The Hoover Institution Program on the US, China, and the World invites you to a roundtable on From Press to Protest to Prison: Jimmy Lai and the End of Hong Kong Freedom on Monday, November 3 , 2025 from 4:00-5:30 PM PT. 

This talk examines the prosecution and imprisonment of Hong Kong pro-democracy publisher Jimmy Lai under the National Security Law, situating his case within the broader context of nearly 2,000 political convictions following the city’s 2019 democracy protests. Lai—detained since late 2020 and largely held in solitary confinement—faces imminent conviction and sentencing following a lengthy trial. His prosecution is widely regarded as emblematic of the city’s intensified political crackdown, with international ramifications: President Donald Trump’s public pledge to seek Lai’s release has made the case an issue in Sino‑U.S. bilateral discussions. Drawing on his biography of Lai, The Troublemaker, and his experience as a former director of Next Digital, Mark Clifford will analyze the legal, political, and media dimensions of the case, assess its significance for Hong Kong’s future as a global financial center, and consider its implications for relations between China and democratic countries.
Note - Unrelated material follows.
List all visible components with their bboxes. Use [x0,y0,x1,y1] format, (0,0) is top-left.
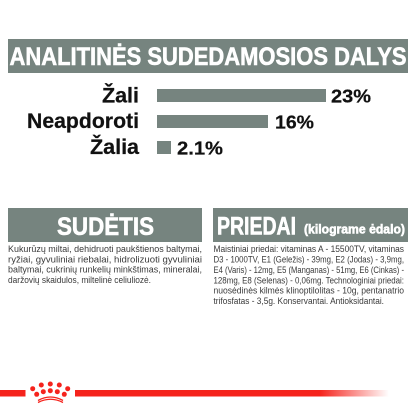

From Press to Protest to Prison:  Jimmy Lai and the End of Hong Kong Freedom

SPEAKER 

Mark L. Clifford is the president of the Committee for Freedom in Hong Kong Foundation. He holds a PhD in history from the University of Hong Kong and lived in Asia from 1987 until 2021. Clifford is the former editor-in-chief of the South China Morning Post and publisher and editor-in-chief of The Standard (both in Hong Kong). He held senior editorial positions at BusinessWeek and the Far Eastern Economic Review in Hong Kong and Seoul. He graduated in history from UC Berkeley and was a Walter Bagehot Fellow at Columbia University.

MODERATOR

Larry Diamond is the William L. Clayton Senior Fellow at the Hoover Institution, the Mosbacher Senior Fellow in Global Democracy at the Freeman Spogli Institute for International Studies (FSI), and a Bass University Fellow in Undergraduate Education at Stanford University. He is the founding co-editor of the Journal of Democracy and has written extensively on democratic development worldwide. At Hoover, he co-leads the Project on Taiwan in the Indo-Pacific Region and participates in the Program on the US, China, and the World. At FSI, he is among the core faculty of the Center on Democracy, Development, and the Rule of Law.